De base, j’aime assez les clips où les artistes ne sont pas présents. Parfois, une chanson laisse libre cours à une histoire, à des images, sans qu’on ait forcément besoin que l’interprète soit présent physiquement dans le clip. C’est le cas d’un clip que j’aime beaucoup, Lowlands du groupe belge Roscoe. Pour Les Passantes, je me suis vraiment concentrée sur la présence de Brassens qui est la plus forte à mon sens, à savoir sa voix, et sa diction. C’est sur son phrasé que j’ai découpé mes plans et placé mes idées. (…) Je me suis focalisée sur ce que m’inspirait cette chanson, ces paroles, quel écho cela avait en moi par rapport aux femmes et au féminisme. À quelles femmes je pensais sur quelles paroles.
Ton univers visuel est très pop. Comment le combiner avec le morceau d’un tel géant de la chanson française en noir et blanc?
Je trouve justement intéressant de lui donner cette image moderne et rafraîchissante. La musique a cette incroyable force de pouvoir à la fois être le symbole d’une époque mais d’être aussi intemporelle. Puis, on ne va pas se le cacher, les années 70-80, pour nous jeunes qui n’avons pas connu cette époque, on nous la présente comme « the époque to vivre ». Et il y a un vrai engouement autour de ça, dans plein de domaines – même si récemment, c’est les années 90 qui ont la côte en termes de mode vestimentaire par exemple. Mais concernant le revival actuel de la chanson française, je prendrais l’exemple de Juliette Armanet qui nous livre de très belles chansons, qui ne sont pas sans rappeler le timbre de Véronique Sanson, mais remis au goût du jour, avec beaucoup de modernité, servies par un univers visuel léché et kitsch. Il y a aussi Eddy de Pretto, qui en musique, mêle rap/hip hop avec un timbre de voix et une diction façon grands chanteurs français, alors qu’il parle de thématiques vraiment contemporaines dans ses textes. Les hybrides, ça a quelque chose de fantastique!

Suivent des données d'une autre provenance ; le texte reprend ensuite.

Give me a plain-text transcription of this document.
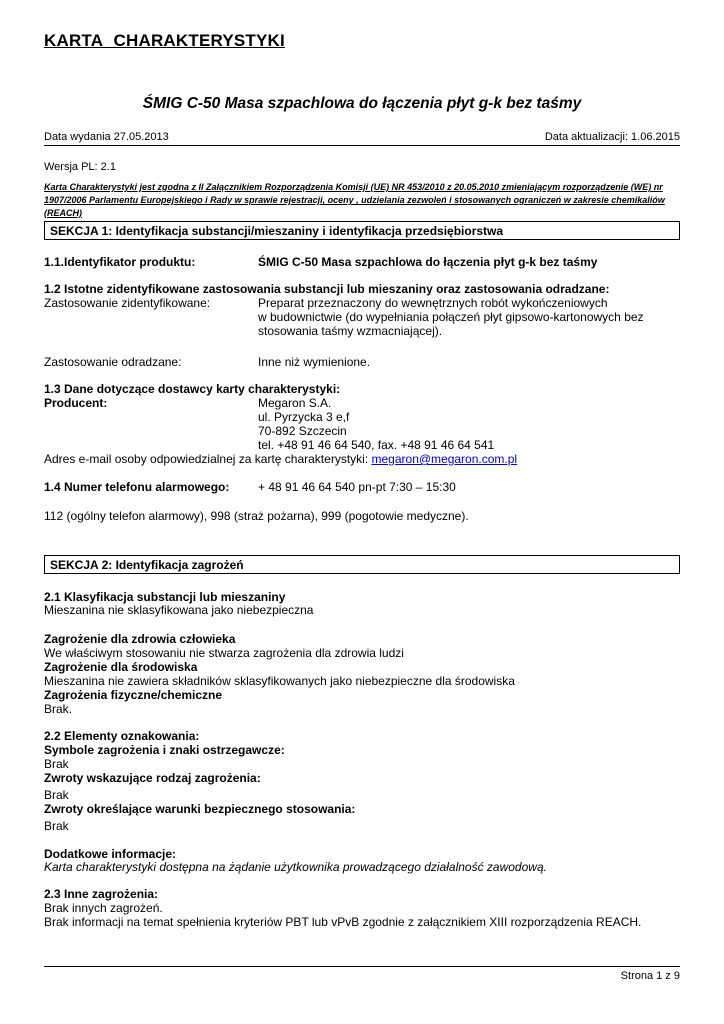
KARTA CHARAKTERYSTYKI
ŚMIG C-50 Masa szpachlowa do łączenia płyt g-k bez taśmy
Data wydania 27.05.2013	Data aktualizacji: 1.06.2015
Wersja PL: 2.1
Karta Charakterystyki jest zgodna z II Załącznikiem Rozporządzenia Komisji (UE) NR 453/2010 z 20.05.2010 zmieniającym rozporządzenie (WE) nr 1907/2006 Parlamentu Europejskiego i Rady w sprawie rejestracji, oceny , udzielania zezwoleń i stosowanych ograniczeń w zakresie chemikaliów (REACH)
SEKCJA 1: Identyfikacja substancji/mieszaniny i identyfikacja przedsiębiorstwa
1.1.Identyfikator produktu:	ŚMIG C-50 Masa szpachlowa do łączenia płyt g-k bez taśmy
1.2 Istotne zidentyfikowane zastosowania substancji lub mieszaniny oraz zastosowania odradzane:
Zastosowanie zidentyfikowane:	Preparat przeznaczony do wewnętrznych robót wykończeniowych
w budownictwie (do wypełniania połączeń płyt gipsowo-kartonowych bez
stosowania taśmy wzmacniającej).
Zastosowanie odradzane:	Inne niż wymienione.
1.3 Dane dotyczące dostawcy karty charakterystyki:
Producent:	Megaron S.A.
ul. Pyrzycka 3 e,f
70-892 Szczecin
tel. +48 91 46 64 540, fax. +48 91 46 64 541
Adres e-mail osoby odpowiedzialnej za kartę charakterystyki: megaron@megaron.com.pl
1.4 Numer telefonu alarmowego: + 48 91 46 64 540 pn-pt 7:30 – 15:30
112 (ogólny telefon alarmowy), 998 (straż pożarna), 999 (pogotowie medyczne).
SEKCJA 2: Identyfikacja zagrożeń
2.1 Klasyfikacja substancji lub mieszaniny
Mieszanina nie sklasyfikowana jako niebezpieczna
Zagrożenie dla zdrowia człowieka
We właściwym stosowaniu nie stwarza zagrożenia dla zdrowia ludzi
Zagrożenie dla środowiska
Mieszanina nie zawiera składników sklasyfikowanych jako niebezpieczne dla środowiska
Zagrożenia fizyczne/chemiczne
Brak.
2.2 Elementy oznakowania:
Symbole zagrożenia i znaki ostrzegawcze:
Brak
Zwroty wskazujące rodzaj zagrożenia:
Brak
Zwroty określające warunki bezpiecznego stosowania:
Brak
Dodatkowe informacje:
Karta charakterystyki dostępna na żądanie użytkownika prowadzącego działalność zawodową.
2.3 Inne zagrożenia:
Brak innych zagrożeń.
Brak informacji na temat spełnienia kryteriów PBT lub vPvB zgodnie z załącznikiem XIII rozporządzenia REACH.
Strona 1 z 9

La vidéo sort le 8 mars, pour la journée des droits des femmes. Te définis-tu toi-même comme féministe?
Bien sûr que je suis féministe. Il ne faut pas avoir peur de ce mot car son essence fondamentale est la prise de conscience qu’il existe une cause des femmes, et une volonté d’égalité sociale, économique et politique entre les hommes et les femmes. Il y a en fait plusieurs féminismes car il y a plusieurs courants du féminisme, et il existe certaines divergences au sein même de ces différents courants sur comment arriver à ces égalités et sur les systèmes responsables de ces inégalités. Donc, à chacun.e son féminisme en quelque sorte, tant qu’il n’empiète pas sur la liberté d’autrui. J’aurais du mal à me rattacher à un courant en particulier car il faudrait que j’aie pleinement connaissance de tout. Mais je dirais que je me situe à l’heure actuelle dans le féminisme intersectionnel et pro-choix. Le féminisme intersectionnel prend en compte le fait qu’il existe plusieurs croisements de systèmes d’oppression en plus du sexisme, notamment le racisme, la grossophobie, la classe sociale… Le fait d’être pro-choix, c’est laisser le choix à chaque femme de décider de faire ce qu’elle veut de sa vie et de son corps, sans qu’on ait à la juger là-dessus ou à prendre la parole à sa place. À mes yeux, le féminisme est un combat de société pacifique qui nous lie, et non qui nous sépare. C’est un pas vers le vivre ensemble, la liberté, l’égalité et la tolérance. Le féminisme n’est pas seulement une lutte pour les femmes, c’est un mouvement qui considère les rapports sociaux de manière générale et qui tend à vouloir les améliorer et les faire évoluer vers quelque chose de totalement positif.